Prague's appetite for animal-free protein has hit a tipping point. Specialty food retailers across the city reported a 34 percent year-on-year increase in sales of legumes, fermented soy products and protein-dense grains in the first quarter of 2026, according to figures compiled by the Czech Association of Health Food Retailers published in May. That number has rattled conventional supermarkets into expanding their own ranges — and it is reshaping what ends up on plates across the city.
The shift matters because Czech dietary habits have long leaned heavily on pork, duck and beef, with per-capita meat consumption sitting well above the European Union average. Nutritionists working in the city's outpatient clinics say they are fielding more questions than ever about how to maintain adequate protein intake — particularly for muscle repair, immune function and satiety — without anchoring every meal to an animal product. Prague's relatively young, active population, concentrated in districts like Vinohrady, Žižkov and Holešovice, is driving the demand. The city's running clubs, CrossFit boxes and cycling communities have discovered that the old protein equation does not begin and end with a chicken breast.
Two venues have become reliable reference points for anyone navigating this space. Naturalis, the long-running health food shop on Mánesova Street in Vinohrady, stocks one of the city's widest selections of high-protein staples: red lentils (roughly 90 CZK per 500g bag), black beans, whole hemp seeds and a rotating line of Czech-produced fermented tempeh from the Brno-based manufacturer Tempeh Republic. The fermentation process in tempeh elevates its protein content to around 19 grams per 100 grams while also improving digestibility — a detail worth knowing for anyone who has struggled with bloating from raw legumes.
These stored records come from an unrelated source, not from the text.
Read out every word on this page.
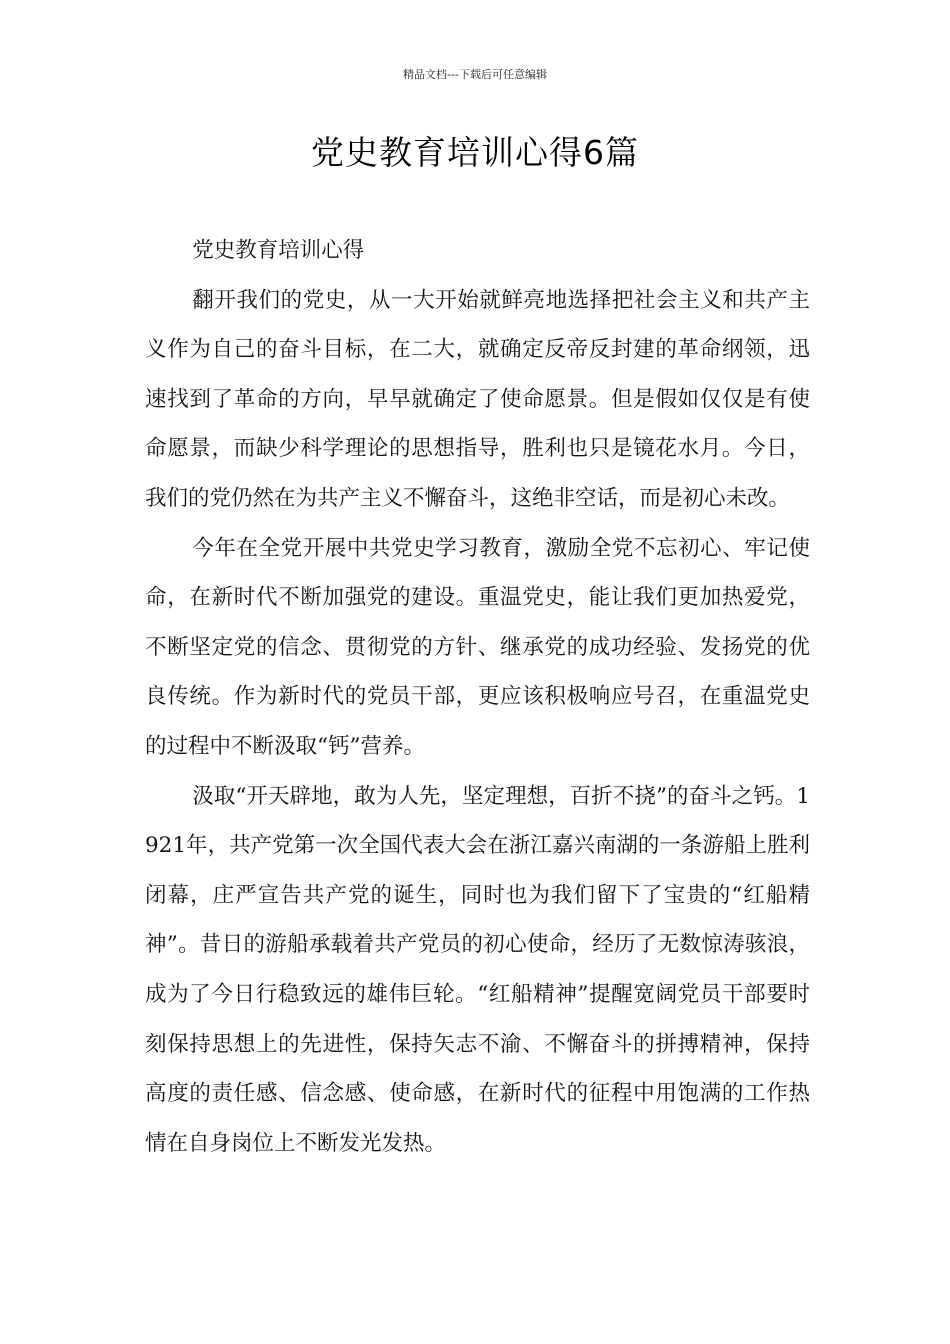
精品文档---下载后可任意编辑
党史教育培训心得6篇

党史教育培训心得

翻开我们的党史，从一大开始就鲜亮地选择把社会主义和共产主义作为自己的奋斗目标，在二大，就确定反帝反封建的革命纲领，迅速找到了革命的方向，早早就确定了使命愿景。但是假如仅仅是有使命愿景，而缺少科学理论的思想指导，胜利也只是镜花水月。今日，我们的党仍然在为共产主义不懈奋斗，这绝非空话，而是初心未改。

今年在全党开展中共党史学习教育，激励全党不忘初心、牢记使命，在新时代不断加强党的建设。重温党史，能让我们更加热爱党，不断坚定党的信念、贯彻党的方针、继承党的成功经验、发扬党的优良传统。作为新时代的党员干部，更应该积极响应号召，在重温党史的过程中不断汲取“钙”营养。

汲取“开天辟地，敢为人先，坚定理想，百折不挠”的奋斗之钙。1921年，共产党第一次全国代表大会在浙江嘉兴南湖的一条游船上胜利闭幕，庄严宣告共产党的诞生，同时也为我们留下了宝贵的“红船精神”。昔日的游船承载着共产党员的初心使命，经历了无数惊涛骇浪，成为了今日行稳致远的雄伟巨轮。“红船精神”提醒宽阔党员干部要时刻保持思想上的先进性，保持矢志不渝、不懈奋斗的拼搏精神，保持高度的责任感、信念感、使命感，在新时代的征程中用饱满的工作热情在自身岗位上不断发光发热。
Further north in Holešovice, the Saturday market at Pražská tržnice — the sprawling former industrial market halls on Bubenské nábřeží — has developed a small but dependable cluster of vendors selling locally grown pulses, including Czech-farmed chickpeas from the South Moravian region. A kilogram of dried chickpeas from these stalls typically runs between 60 and 80 CZK, roughly half the price of imported varieties in mainstream supermarkets. Roasted and seasoned, they deliver around 9 grams of protein per 100-gram serving and hold their texture well in the grain bowls that have become a lunchtime staple around Náměstí Míru.
Eggs remain one of the most cost-effective protein sources available anywhere in the city — around 6 to 7 CZK per egg at farmers' stalls, with free-range options commanding closer to 10 CZK. Greek-style strained yogurt, sold by the Czech dairy Hollandia under its Řecký jogurt label in most Albert and Billa branches, provides 10 grams of protein per 100 grams and has become a fixture in the pre-workout routines of many of the city's gym communities. Neither requires specialist shopping or premium budgets.
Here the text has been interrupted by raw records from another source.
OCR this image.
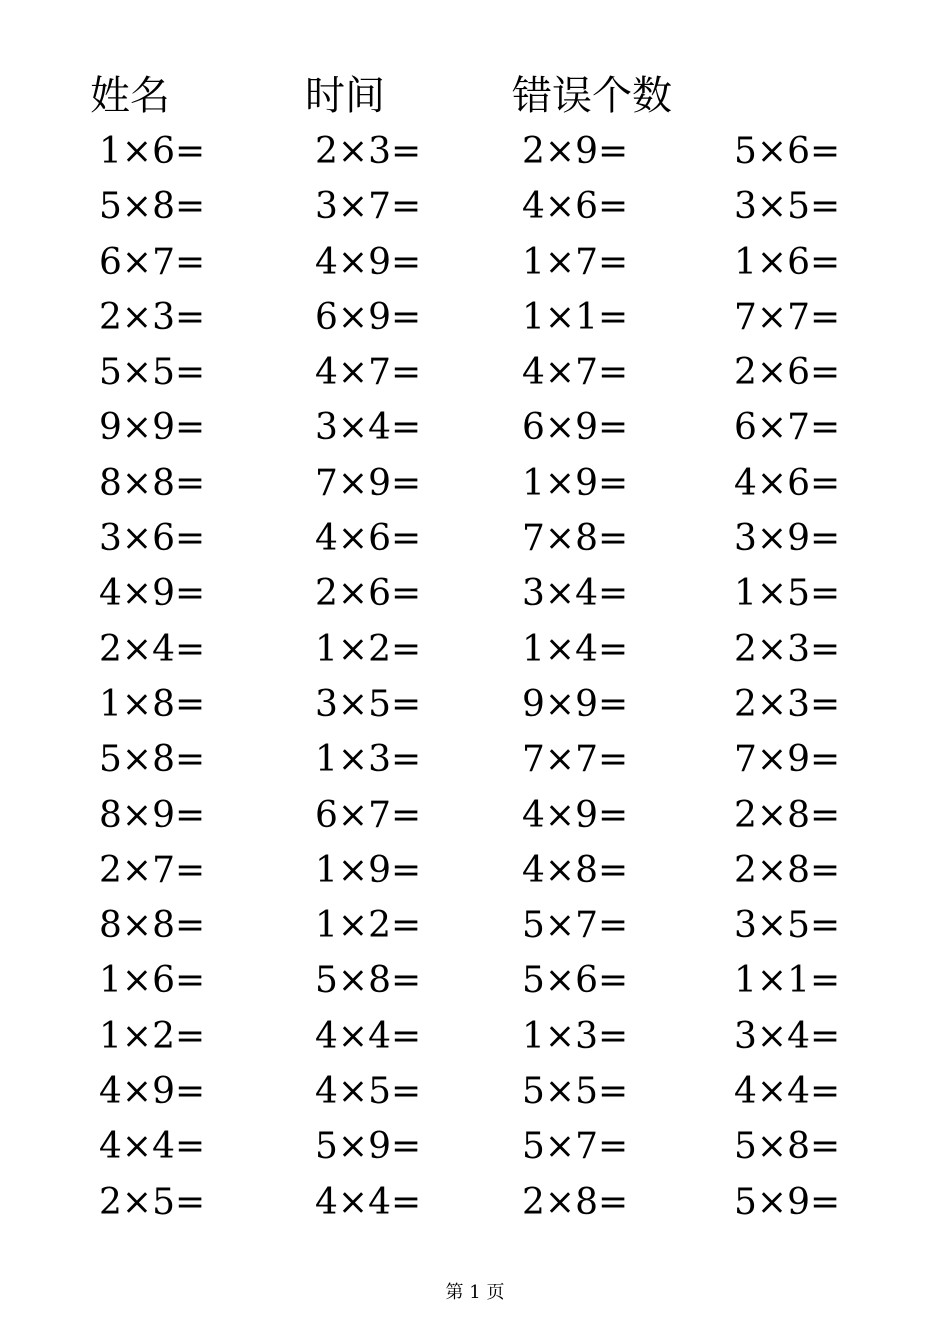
姓名	时间	错误个数
1×6=	2×3=	2×9=	5×6=
5×8=	3×7=	4×6=	3×5=
6×7=	4×9=	1×7=	1×6=
2×3=	6×9=	1×1=	7×7=
5×5=	4×7=	4×7=	2×6=
9×9=	3×4=	6×9=	6×7=
8×8=	7×9=	1×9=	4×6=
3×6=	4×6=	7×8=	3×9=
4×9=	2×6=	3×4=	1×5=
2×4=	1×2=	1×4=	2×3=
1×8=	3×5=	9×9=	2×3=
5×8=	1×3=	7×7=	7×9=
8×9=	6×7=	4×9=	2×8=
2×7=	1×9=	4×8=	2×8=
8×8=	1×2=	5×7=	3×5=
1×6=	5×8=	5×6=	1×1=
1×2=	4×4=	1×3=	3×4=
4×9=	4×5=	5×5=	4×4=
4×4=	5×9=	5×7=	5×8=
2×5=	4×4=	2×8=	5×9=
第 1 页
Czech research published by the Institute of Agricultural Economics and Information in March 2026 found that 22 percent of Prague residents between 25 and 44 now actively try to reduce their weekly meat consumption — up from 14 percent in a comparable 2022 survey. That demographic is not uniformly vegetarian or vegan; most describe themselves as flexitarian, cutting back rather than cutting out. What they share is a practical interest in what else can carry the protein load. Edamame, which several Asian grocery stores along Dlouhá Street in the Old Town now stock frozen year-round, clocks in at 11 grams of protein per 100 grams cooked. Whole buckwheat groats — a traditional Czech ingredient largely forgotten in urban kitchens — offer 13 grams per 100 grams dry and are available in virtually every zdravá výživa shop in the city for under 50 CZK per 500 grams.
The practical advice from dietitians working at clinics including the Nutriterra outpatient centre in Prague 2 is straightforward: combine sources. A bowl built on buckwheat, topped with roasted chickpeas and a spoonful of tahini covers a full amino acid profile without a gram of meat in sight. Start with two or three ingredient swaps per week rather than an overhaul, track how you feel after a fortnight, and consult a local registered dietitian before making significant changes — especially if you are training hard or managing any chronic condition. Prague has the ingredients. Using them well is the work.